PRGF dans la GVH : une opportunité pour les patients ?
D’après la communication du Pr Jean-Louis Bourges (Paris)
La réaction du greffon contre l’hôte (GVH) oculaire, définie par la classification publiée dans Biology of Blood and Marrow Transplantation en 2015, correspond à une sécheresse oculaire sévère après greffe allogénique. Elle associe une atteinte des glandes lacrymales, des glandes de Meibomius, des cellules caliciformes conjonctivales et de l’épithélium cornéen. Au stade 3 de la classification du National Institutes of Health, elle entraîne un retentissement fonctionnel majeur (figure 1).

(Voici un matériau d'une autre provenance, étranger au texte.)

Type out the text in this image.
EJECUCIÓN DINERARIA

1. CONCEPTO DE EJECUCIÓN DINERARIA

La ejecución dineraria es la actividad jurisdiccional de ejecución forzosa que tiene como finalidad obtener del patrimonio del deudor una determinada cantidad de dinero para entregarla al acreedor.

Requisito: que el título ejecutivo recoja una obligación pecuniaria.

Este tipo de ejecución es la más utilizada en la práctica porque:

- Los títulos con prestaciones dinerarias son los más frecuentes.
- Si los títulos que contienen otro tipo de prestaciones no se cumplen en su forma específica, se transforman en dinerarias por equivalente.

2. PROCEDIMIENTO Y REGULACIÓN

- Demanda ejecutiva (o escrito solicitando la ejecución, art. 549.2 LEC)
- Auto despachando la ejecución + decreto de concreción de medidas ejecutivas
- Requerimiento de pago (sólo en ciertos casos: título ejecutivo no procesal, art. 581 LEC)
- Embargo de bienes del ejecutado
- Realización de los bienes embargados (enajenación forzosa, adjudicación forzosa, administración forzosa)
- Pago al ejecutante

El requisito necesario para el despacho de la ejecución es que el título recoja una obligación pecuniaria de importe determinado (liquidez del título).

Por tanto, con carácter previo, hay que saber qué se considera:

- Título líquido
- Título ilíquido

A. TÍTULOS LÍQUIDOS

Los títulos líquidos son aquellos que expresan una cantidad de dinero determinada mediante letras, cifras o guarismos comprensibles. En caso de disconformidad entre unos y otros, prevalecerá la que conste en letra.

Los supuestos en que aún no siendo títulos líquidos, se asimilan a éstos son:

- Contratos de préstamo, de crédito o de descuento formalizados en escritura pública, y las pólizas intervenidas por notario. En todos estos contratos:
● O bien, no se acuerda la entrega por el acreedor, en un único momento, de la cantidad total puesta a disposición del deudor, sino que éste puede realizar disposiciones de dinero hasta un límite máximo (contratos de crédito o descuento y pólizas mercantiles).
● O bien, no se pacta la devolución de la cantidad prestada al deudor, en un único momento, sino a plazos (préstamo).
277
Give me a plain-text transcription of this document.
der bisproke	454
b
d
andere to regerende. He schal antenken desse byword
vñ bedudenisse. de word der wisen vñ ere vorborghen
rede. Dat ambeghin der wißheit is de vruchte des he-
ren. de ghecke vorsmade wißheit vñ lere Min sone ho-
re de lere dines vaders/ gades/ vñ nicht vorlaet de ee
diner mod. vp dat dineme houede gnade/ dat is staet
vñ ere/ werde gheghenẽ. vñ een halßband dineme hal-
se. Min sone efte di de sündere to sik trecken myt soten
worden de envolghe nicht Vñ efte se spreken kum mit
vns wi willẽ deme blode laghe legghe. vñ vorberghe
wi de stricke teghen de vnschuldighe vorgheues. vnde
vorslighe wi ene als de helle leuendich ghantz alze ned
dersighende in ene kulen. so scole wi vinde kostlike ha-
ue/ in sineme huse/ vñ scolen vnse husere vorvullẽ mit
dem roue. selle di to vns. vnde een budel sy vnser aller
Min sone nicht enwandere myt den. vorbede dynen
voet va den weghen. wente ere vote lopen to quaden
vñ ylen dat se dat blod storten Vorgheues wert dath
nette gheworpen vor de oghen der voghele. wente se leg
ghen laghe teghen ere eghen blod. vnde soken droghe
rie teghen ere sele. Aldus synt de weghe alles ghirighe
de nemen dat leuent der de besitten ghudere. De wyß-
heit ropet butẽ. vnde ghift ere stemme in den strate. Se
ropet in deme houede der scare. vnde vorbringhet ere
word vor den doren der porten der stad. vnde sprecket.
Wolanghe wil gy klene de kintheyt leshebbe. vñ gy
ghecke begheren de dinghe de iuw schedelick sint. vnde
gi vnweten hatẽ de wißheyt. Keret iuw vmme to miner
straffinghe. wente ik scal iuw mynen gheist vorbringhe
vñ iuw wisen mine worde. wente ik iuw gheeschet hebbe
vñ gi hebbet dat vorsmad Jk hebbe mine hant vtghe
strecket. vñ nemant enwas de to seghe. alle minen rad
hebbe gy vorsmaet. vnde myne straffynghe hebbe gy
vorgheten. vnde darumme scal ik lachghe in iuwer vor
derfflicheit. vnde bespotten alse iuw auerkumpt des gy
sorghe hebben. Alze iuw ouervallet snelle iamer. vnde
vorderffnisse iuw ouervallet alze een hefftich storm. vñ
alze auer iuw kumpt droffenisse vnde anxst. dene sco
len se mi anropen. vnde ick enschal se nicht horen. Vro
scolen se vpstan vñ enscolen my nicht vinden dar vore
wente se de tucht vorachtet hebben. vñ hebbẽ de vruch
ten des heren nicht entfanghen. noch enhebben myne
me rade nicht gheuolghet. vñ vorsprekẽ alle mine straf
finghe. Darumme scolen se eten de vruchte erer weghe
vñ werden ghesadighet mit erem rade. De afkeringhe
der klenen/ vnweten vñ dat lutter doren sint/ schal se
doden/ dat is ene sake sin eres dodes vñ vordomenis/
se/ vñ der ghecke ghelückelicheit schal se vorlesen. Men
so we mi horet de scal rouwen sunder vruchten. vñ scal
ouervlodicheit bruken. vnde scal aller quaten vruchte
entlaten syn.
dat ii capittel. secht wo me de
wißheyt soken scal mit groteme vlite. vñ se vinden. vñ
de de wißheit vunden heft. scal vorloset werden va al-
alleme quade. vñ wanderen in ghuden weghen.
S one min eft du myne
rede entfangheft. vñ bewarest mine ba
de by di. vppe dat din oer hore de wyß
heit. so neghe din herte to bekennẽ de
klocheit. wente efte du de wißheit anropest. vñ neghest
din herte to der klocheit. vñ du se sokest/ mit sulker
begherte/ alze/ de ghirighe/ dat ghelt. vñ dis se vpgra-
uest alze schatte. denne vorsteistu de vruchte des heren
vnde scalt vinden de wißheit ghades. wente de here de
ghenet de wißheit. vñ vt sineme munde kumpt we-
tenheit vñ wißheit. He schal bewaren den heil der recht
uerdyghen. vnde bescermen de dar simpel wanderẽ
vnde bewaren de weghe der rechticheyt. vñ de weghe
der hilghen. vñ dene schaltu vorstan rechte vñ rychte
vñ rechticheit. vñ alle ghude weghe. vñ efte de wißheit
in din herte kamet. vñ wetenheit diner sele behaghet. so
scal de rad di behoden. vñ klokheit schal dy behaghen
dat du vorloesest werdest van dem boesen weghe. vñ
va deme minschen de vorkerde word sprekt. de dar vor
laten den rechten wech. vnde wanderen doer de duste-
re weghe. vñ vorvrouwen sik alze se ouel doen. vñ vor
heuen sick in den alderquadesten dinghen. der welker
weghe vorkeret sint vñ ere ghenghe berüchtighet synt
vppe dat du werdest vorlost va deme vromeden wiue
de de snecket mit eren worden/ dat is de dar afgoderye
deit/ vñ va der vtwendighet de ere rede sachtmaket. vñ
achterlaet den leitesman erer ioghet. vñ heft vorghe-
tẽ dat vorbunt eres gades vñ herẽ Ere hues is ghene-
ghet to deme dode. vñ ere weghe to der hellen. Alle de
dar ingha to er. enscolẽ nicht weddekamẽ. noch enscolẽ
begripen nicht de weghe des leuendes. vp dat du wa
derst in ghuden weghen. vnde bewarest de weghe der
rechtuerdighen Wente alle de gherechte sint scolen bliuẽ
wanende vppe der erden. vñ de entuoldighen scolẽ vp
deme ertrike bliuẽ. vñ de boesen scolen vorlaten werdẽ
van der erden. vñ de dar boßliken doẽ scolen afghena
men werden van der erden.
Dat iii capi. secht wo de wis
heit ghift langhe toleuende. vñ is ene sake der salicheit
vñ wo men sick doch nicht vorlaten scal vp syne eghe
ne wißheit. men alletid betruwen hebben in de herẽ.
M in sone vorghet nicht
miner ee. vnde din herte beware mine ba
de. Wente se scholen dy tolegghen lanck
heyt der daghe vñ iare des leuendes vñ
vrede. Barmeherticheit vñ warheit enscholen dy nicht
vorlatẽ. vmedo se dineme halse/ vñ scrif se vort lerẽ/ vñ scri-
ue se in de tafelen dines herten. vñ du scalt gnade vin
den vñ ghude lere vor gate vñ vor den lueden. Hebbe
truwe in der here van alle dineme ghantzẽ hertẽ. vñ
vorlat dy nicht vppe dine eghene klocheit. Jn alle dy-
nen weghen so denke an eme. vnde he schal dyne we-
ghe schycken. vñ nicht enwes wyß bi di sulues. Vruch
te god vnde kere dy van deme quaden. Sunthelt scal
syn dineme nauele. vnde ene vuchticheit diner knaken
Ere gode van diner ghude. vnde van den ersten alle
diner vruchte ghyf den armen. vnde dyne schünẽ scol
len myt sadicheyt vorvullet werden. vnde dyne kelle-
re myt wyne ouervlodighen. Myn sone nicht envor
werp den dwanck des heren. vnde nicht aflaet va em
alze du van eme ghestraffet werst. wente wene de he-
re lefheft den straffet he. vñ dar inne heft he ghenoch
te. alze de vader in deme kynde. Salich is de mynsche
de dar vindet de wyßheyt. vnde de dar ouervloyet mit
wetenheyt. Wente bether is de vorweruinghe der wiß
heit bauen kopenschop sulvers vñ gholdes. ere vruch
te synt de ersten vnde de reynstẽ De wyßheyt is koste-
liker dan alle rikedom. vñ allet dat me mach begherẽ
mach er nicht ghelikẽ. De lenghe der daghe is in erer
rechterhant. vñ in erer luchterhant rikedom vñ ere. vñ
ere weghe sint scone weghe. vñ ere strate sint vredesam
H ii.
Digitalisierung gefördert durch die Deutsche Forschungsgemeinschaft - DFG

Les traitements habituels (corticoïdes, ciclosporine, lentilles sclérales, bouchons méatiques, collyres lubrifiants, sérum autologue) demeurent insuffisants pour certains patients. Le PRGF représente une alternative pour ces formes réfractaires et sévères. Le collyre de PRGF contient une concentration élevée en facteurs de croissance plaquettaires et est dépourvu de médiateurs pro-inflammatoires. Des effets régénérants, anti-inflammatoires et neurotrophiques lui sont attribués.
À l’ophtalmopole de l’hôpital Cochin (AP-HP), 4 patients atteints d’une GVH oculaire sévère ont été traités par un collyre de PRGF avec un suivi de plus de 6 mois. Ces patients ont présenté une amélioration des symptômes, du score fonctionnel général et une régression de la kératinisation conjonctivale.
De façon similaire, Sanchez-Avila et al. 2018 ont rapporté une amélioration significative chez des patients GVH non répondeurs au sérum autologue traités par des collyres de PRGF.
Nous disposons de peu de données sur le mécanisme d’action du PRGF dans le traitement des GVH. Cependant, il apparaît sous microscopie confocale in vivo que l’augmentation significative de la densité des fibres nerveuses et du score de tortuosité des nerfs sous-basaux (He et al., 2017) observée chez les patients GVH soit un synonyme d’excitation du système neurologique cornéen et d’inflammation sévère. L’amélioration des symptômes et des signes cliniques observée chez les patients GVH traités par PRGF suggérerait une action anti-inflammatoire, neuroprotectrice, voire neurotropique du PRGF.
En conclusion, le PRGF s’impose comme une biothérapie innovante, bien tolérée, aux effets démontrés dans les kératopathies sévères, y compris post-GVH. Il offre une alternative thérapeutique dans les cas d’échec ou de dépendance au sérum autologue. L’avenir du PRGF dépendra de l’harmonisation des protocoles, de son intégration dans les filières de soin hospitalières et de son inscription dans les recommandations officielles. Son développement reflète une avancée significative vers une ophtalmologie de précision, intégrant biologie translationnelle et personnalisation des soins.